Charlotte Forever: Charlotte Perriand In 20 Emblematic Pieces

Charlotte Forever: Charlotte Perriand In 20 Emblematic Pieces


Without a doubt the woman who best embodies the transition of interior design in the second half of the 20th century, Charlotte Perriand’s designs – along with her close working relationships with such architectural masters as Le Cortusier and Jean Prouvé – have earnt her an integral role in the history of modern design. Articurial has gathered 20, carefully selected lots to best showcase the designer’s talent at this year’s FIAC.

Take a look through our favourites ahead of the auction on October 24 2017 in Pairs, at Articurial.

The only woman in the “French Masters”, Perriand was one of very few women who successfully integrated themselves into the (at the time) male-dominated architectural world.

Perriand was discovered at 24 when her Bar sous le toit, featuring side tables and bar stools, received critical acclaim at the 1927 Salon d’Automne. Perriand was heavily influenced by her time spent in Japan from 1940-1942.

There, she held conferences on decorative arts and her functional, yet beautiful pieces were warmly received.

After a ten-year collaboration with Le Cortusier, Perriand chose to break free from architectural academia, to refocus on other theories that took into account functionality, well-being and leisure activities.

During the Fifties, when concrete was the favourable material, Perriand focused her attention on the warmth of wood.

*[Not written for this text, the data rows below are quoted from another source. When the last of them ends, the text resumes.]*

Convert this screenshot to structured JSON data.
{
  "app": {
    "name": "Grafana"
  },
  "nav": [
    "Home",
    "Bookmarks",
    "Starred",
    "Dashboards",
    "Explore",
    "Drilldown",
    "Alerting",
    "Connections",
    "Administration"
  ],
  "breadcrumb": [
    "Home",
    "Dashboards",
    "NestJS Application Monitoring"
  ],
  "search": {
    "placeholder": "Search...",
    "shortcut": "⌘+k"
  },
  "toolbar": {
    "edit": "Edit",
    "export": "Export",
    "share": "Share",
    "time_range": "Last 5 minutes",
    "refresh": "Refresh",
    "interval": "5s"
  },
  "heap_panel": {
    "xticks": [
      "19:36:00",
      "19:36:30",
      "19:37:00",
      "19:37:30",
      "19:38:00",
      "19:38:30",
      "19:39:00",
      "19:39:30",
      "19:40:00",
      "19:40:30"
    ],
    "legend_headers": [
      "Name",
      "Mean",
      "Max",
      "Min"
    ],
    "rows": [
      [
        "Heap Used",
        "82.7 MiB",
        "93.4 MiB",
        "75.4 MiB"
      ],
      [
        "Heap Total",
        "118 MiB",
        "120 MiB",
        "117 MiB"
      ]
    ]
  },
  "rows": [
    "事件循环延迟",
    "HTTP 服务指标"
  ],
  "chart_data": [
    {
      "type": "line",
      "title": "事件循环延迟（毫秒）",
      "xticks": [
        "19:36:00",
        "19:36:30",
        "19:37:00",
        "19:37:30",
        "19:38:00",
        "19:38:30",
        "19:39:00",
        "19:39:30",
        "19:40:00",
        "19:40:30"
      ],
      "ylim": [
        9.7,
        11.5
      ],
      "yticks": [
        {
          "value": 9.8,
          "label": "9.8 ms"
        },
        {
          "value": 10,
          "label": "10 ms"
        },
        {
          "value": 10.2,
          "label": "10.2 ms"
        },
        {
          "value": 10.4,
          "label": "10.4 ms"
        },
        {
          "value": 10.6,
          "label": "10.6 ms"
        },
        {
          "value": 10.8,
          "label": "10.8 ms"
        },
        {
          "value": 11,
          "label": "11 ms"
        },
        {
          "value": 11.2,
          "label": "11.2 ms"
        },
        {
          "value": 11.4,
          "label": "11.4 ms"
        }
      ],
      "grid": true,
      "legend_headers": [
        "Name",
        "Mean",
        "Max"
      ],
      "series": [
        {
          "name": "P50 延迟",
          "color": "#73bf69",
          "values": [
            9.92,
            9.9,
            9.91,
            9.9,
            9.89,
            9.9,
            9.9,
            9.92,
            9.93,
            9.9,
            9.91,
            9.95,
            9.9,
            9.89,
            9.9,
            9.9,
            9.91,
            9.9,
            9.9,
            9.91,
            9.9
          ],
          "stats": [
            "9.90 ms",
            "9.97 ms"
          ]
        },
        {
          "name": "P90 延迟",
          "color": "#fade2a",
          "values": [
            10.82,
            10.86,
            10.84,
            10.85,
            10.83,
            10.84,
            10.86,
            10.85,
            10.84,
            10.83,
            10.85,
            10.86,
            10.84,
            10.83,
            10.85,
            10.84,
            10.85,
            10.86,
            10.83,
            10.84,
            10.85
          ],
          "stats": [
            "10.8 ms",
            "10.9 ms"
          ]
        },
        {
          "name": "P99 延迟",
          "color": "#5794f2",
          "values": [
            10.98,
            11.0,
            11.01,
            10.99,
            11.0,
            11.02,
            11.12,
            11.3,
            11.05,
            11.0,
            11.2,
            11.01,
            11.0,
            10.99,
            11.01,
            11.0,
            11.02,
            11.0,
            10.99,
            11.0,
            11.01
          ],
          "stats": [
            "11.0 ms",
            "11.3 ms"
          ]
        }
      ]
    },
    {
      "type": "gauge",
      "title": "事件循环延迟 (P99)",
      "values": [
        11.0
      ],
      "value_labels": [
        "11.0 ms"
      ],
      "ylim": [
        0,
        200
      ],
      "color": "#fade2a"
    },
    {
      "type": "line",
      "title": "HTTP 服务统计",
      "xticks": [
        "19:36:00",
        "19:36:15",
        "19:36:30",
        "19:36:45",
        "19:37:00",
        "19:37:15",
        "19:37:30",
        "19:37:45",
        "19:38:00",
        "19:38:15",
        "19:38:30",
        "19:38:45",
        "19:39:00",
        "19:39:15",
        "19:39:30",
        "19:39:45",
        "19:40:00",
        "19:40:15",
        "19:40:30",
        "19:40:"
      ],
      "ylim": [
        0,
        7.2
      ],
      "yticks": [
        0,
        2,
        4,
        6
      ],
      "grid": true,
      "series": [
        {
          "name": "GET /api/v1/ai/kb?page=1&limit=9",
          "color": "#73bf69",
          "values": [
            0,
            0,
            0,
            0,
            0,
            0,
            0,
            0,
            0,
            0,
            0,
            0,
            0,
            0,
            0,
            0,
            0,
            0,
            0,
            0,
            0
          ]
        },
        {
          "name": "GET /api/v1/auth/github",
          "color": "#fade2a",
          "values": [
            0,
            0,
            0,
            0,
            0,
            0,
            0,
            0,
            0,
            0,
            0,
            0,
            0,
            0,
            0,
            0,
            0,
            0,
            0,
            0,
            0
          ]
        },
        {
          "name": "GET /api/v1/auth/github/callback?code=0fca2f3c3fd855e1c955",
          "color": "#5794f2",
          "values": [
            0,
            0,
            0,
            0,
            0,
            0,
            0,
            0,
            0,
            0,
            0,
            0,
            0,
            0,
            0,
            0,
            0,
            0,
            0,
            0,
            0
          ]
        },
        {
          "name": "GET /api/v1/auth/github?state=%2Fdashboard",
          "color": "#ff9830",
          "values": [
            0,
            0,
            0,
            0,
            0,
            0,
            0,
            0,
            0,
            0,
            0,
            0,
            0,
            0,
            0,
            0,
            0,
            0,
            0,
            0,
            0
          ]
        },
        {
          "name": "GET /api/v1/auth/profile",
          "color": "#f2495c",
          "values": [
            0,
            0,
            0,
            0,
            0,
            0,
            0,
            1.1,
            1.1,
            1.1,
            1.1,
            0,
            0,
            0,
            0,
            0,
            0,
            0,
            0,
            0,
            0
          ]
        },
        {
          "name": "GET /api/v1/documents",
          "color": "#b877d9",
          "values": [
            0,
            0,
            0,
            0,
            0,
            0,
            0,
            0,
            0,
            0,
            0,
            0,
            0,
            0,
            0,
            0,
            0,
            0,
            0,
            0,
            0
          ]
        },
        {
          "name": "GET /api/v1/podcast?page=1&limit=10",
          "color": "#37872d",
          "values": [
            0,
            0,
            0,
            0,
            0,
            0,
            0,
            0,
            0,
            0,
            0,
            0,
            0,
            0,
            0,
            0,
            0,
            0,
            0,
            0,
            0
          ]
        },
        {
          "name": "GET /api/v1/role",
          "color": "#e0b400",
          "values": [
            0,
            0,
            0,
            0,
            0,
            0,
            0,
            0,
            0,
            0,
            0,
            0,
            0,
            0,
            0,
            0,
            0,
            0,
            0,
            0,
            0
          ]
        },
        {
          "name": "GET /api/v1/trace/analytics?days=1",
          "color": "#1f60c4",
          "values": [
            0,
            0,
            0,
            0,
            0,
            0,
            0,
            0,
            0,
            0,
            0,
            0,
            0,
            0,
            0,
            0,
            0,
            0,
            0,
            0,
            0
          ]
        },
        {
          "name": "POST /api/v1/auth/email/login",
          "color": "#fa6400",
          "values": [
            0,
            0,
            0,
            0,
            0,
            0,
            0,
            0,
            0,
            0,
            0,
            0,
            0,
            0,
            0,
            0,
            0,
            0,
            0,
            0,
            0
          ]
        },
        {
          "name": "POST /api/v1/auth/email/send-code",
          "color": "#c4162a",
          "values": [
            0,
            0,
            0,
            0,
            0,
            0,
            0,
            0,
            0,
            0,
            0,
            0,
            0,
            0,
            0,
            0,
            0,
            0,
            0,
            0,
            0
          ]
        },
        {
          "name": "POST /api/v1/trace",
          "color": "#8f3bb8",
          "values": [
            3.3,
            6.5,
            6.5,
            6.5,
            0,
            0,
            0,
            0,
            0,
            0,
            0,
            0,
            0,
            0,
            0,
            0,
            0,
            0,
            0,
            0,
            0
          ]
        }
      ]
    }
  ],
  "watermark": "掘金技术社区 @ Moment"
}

Perriand was always concerned about social housing and wanted her designs to be accessible for everyone. In 1952, she designed the interior layout for the Maison de la Tunisie and Maison du Mexique as part of the Cité Université in Paris.

Inspired by the mountains, Perriand worked on many projects in the Alps, from the first buildings in Meribel-Les-Allues to the architectural design of Les Arcs.